Survey supports regional approach

About half of the local respondents rated the economy as bad or very bad.
YOUNGSTOWN -- A Gallup survey shows many residents of Mahoning, Trumbull and Columbiana counties would support a regional approach to help Northeast Ohio compete in the global economy.
The Gallup Organization worked with Cleveland State University to organize The Northeast Ohio Barometer of Economic Attitudes, which measured public perception of economic development.
The Cleveland Foundation funded the study on behalf of The Fund for Our Economic Future, a collaboration of about 70 area philanthropic organizations.
Researchers collected data from 2,200 interviews in 15 counties of Northeast Ohio. The results were weighted to reflect demographic census estimates.
Researchers surveyed 401 residents in Mahoning, Trumbull and Columbiana counties, where more than half of the respondents in each county said the economy is worse than it was five years ago.
A similar number rated the economy as bad or very bad, but more than 85 percent supported the idea of counties working together to develop a plan for economic growth. Respondents from other counties expressed similar support.
A plan for improvement
To develop that kind of shared action agenda, The Fund launched an 18-month initiative called Voices And Choices to involve citizens and leaders in improving the economy of Northeast Ohio. The plan would provide economic priorities and choices for business and community leaders to consider in an effort to mutually support one another by improving the economy.
"Northeastern Ohio can be much more competitive than any one area can alone," project director Shara Davis said.
The project will have three phases and utilize the help of America-Speaks, a nonprofit organization encouraging deliberation between citizens and leaders.
In the current phase, the initiative is seeking residents to conduct citizen interviews and learn more about the region's assets. About 1,000 leaders from different facets of society also will participate in leadership workshops throughout the 15 counties.
Residents interested in participating should contact Jamael Brown at (330) 941-2499.
The second phase will consist of online deliberations, community forums and a 21st century town hall meeting involving 1,000 people from Northeast Ohio, and the project will conclude in the third phase with a second town hall meeting and a set of leadership workshops.

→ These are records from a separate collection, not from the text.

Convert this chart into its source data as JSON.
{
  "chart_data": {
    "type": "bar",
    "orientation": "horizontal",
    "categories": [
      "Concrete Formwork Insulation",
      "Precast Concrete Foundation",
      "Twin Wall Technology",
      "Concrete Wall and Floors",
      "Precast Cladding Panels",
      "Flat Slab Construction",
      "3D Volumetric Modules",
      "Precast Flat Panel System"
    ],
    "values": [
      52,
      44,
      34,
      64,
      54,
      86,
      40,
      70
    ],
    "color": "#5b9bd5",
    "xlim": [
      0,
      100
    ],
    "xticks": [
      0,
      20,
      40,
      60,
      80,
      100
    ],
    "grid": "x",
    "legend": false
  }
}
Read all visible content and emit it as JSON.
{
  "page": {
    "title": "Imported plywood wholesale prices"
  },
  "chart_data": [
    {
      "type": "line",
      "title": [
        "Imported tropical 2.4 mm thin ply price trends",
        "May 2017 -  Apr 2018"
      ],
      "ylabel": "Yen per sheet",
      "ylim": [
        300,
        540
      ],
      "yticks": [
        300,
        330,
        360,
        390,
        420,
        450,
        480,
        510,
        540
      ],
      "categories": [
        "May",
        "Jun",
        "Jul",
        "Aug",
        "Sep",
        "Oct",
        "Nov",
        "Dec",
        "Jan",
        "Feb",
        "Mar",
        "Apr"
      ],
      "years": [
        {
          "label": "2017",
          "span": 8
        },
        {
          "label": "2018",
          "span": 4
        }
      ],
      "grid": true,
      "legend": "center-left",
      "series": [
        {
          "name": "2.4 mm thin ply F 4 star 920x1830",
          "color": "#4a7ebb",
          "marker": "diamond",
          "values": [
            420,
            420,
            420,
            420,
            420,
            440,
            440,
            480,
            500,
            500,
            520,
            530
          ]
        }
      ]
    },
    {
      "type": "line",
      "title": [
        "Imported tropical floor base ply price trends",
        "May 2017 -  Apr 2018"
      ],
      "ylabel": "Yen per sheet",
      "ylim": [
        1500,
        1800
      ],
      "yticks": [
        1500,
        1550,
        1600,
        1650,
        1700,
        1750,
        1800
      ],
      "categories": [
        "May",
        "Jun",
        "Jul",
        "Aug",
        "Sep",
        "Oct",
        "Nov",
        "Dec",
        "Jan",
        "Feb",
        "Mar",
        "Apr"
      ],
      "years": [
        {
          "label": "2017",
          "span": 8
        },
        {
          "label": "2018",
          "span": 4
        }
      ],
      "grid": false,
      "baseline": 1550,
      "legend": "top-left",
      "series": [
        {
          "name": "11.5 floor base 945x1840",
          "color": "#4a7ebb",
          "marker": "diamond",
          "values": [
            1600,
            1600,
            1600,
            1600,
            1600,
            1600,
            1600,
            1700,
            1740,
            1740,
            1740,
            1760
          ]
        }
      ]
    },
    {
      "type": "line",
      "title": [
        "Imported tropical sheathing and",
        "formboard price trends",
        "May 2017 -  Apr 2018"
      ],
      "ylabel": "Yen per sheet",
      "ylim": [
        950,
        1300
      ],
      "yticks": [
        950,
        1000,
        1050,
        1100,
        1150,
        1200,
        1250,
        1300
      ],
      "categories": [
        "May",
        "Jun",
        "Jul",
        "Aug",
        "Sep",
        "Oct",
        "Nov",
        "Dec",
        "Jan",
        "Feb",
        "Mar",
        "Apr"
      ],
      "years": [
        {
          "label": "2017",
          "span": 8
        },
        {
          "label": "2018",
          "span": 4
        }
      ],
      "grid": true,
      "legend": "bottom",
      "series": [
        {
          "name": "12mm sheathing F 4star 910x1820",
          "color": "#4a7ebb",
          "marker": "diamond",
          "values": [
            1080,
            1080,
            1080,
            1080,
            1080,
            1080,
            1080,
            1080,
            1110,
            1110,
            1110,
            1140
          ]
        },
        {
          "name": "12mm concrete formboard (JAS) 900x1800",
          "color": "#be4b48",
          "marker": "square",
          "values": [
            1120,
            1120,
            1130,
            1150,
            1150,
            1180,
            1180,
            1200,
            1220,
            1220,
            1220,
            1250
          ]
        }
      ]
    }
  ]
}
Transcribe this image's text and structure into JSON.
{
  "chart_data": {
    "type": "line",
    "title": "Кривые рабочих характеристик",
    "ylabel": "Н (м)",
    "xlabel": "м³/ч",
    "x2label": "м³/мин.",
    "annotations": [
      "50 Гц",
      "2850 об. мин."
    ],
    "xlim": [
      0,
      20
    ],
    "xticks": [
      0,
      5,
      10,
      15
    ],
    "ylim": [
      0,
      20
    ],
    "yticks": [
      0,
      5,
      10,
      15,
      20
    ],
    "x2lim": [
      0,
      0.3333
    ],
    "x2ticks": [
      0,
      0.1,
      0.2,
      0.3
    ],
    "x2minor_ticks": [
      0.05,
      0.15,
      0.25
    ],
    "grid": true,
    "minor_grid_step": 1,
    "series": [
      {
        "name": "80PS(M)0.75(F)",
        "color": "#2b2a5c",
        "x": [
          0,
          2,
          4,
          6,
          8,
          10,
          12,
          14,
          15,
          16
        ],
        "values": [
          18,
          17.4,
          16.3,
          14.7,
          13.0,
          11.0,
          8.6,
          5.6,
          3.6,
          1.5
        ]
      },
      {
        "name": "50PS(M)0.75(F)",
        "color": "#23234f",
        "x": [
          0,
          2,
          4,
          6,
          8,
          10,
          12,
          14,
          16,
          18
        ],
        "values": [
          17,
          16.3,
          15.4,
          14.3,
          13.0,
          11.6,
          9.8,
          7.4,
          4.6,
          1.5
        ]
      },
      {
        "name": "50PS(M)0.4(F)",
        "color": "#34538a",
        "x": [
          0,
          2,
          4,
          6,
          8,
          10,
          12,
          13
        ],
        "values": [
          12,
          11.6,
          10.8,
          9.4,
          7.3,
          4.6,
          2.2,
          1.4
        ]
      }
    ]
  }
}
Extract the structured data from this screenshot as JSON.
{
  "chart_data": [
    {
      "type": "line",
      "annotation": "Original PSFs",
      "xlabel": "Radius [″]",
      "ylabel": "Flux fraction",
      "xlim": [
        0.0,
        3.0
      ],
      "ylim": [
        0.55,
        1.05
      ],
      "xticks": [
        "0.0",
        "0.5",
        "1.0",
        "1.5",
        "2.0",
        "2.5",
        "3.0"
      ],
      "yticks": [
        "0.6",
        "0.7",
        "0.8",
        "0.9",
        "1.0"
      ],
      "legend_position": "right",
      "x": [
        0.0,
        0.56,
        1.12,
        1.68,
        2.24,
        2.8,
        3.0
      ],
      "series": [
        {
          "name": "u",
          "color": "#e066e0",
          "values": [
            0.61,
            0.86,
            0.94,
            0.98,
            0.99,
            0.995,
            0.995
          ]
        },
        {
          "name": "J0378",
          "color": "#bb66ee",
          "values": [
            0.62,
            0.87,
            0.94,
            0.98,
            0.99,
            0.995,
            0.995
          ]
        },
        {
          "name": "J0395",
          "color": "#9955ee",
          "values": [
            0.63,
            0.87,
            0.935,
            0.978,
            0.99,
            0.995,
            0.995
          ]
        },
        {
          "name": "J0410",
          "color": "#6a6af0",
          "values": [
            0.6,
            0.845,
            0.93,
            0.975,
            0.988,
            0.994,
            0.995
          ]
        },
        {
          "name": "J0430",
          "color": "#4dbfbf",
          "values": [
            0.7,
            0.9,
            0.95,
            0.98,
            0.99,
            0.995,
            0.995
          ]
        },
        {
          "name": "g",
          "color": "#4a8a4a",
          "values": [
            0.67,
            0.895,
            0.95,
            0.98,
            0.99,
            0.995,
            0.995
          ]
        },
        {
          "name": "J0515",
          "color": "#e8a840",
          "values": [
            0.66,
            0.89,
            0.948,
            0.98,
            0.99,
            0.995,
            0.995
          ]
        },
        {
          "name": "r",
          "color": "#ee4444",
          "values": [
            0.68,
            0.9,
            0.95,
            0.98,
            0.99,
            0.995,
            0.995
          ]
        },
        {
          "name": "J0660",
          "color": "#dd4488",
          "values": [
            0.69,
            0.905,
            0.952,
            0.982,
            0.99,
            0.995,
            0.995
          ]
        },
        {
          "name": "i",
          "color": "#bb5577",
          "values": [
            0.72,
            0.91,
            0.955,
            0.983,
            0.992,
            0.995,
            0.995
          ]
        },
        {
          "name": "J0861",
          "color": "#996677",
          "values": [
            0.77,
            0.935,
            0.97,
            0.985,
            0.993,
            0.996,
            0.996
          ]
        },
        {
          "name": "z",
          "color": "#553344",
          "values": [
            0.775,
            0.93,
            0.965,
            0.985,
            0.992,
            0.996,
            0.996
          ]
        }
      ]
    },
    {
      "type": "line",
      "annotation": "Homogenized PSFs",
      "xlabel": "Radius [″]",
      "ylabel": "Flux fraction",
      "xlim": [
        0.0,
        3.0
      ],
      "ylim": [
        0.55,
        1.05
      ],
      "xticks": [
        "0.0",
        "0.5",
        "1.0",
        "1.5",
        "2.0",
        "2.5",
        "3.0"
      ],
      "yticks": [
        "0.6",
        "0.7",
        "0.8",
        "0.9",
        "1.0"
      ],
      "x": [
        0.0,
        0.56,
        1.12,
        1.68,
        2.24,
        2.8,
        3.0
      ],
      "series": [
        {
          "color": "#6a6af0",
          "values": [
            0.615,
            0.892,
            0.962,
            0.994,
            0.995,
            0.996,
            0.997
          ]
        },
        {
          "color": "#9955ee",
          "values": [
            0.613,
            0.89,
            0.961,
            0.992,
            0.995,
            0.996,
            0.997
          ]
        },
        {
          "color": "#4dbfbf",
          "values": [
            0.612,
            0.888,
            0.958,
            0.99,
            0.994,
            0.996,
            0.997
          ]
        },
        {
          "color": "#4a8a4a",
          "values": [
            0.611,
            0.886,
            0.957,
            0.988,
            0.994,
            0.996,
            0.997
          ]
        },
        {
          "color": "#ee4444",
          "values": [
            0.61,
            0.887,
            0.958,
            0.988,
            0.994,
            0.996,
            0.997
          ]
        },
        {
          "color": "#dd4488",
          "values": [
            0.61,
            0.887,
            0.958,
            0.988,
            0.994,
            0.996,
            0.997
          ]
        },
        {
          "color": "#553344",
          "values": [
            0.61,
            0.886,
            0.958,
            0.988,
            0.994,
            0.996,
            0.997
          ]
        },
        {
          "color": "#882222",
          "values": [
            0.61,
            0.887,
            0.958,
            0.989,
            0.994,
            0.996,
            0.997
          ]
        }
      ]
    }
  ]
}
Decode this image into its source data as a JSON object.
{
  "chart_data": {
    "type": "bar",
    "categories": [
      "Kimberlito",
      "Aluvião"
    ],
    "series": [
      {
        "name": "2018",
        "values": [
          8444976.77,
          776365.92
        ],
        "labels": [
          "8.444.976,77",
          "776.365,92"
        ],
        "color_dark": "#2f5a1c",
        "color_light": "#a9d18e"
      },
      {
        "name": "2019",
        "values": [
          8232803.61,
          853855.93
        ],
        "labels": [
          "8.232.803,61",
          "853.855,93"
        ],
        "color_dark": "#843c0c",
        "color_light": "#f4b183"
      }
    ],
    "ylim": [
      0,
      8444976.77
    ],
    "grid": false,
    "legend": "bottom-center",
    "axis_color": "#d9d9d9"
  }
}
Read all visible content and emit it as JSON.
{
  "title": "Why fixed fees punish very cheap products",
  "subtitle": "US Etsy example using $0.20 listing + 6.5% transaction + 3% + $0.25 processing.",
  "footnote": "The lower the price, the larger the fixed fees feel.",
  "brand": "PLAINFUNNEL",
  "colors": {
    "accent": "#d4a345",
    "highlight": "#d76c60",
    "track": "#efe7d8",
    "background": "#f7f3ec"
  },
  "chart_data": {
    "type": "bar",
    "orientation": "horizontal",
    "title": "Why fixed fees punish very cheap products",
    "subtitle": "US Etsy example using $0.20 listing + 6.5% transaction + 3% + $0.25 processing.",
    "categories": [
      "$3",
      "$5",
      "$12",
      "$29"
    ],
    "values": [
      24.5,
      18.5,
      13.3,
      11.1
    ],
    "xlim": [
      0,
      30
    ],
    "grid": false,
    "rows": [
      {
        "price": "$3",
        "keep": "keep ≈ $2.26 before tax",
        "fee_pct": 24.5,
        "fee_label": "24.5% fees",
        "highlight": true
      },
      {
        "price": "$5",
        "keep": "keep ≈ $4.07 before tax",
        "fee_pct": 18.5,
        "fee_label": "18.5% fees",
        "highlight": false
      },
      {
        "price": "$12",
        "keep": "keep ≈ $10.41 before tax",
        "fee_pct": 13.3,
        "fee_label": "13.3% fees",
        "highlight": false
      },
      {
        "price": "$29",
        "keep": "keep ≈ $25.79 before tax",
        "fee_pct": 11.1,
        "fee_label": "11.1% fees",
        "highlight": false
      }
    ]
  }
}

A regional approach to jobs and the economy would be beneficial because about 25 percent of workers in the region live in one county but commute to a job in another county, Davis said.
Regionalism would build off the area's assets, such as a strong work ethic, local institutions of higher education and a large manufacturing base.
Keeping and creating jobs
Despite economic strengths, data shows that residents worry about the stability of jobs and the area's ability to attract business.
In Columbiana County, 13 percent of respondents rated Northeast Ohio's efforts to keep jobs from leaving the area as good or very good. Mahoning and Trumbull counties posted similar responses at 15 percent and 10 percent, respectively.
Residents responded more positively to the area's ability to attract new businesses. Of the responses from Mahoning County, 57 percent rated that ability as fair, good or very good. Trumbull and Columbiana counties posted ratings of fair or above at 46 percent and 45 percent, respectively.
Improved communication between companies and increased productivity in recent years have sparked positive economic action in the Mahoning Valley, said Reid Dulberger, executive vice president of the Youngstown-Warren Regional Chamber of Commerce.
Though some jobs have been lost, the area has kept as many jobs as it could while remaining competitive, he said.
"Nothing draws success like success," Dulberger said. "But it's questionable if it's enough success to spur the kind of growth that people in the area want to see."
Northeast Ohio has a good outlook for success if leaders take the right steps, said Donald Curry, a local labor market analyst with Ohio Job and Family Services.
Curry said he believes regionalism will be the best option for the area to compete in a global market.
While the region's efforts at economic diversification have been good, the loss of about 5,000 jobs since 2000 is some cause for concern, he said.
"We're not sinking, but we're not swimming either," Curry said. "We're treading water."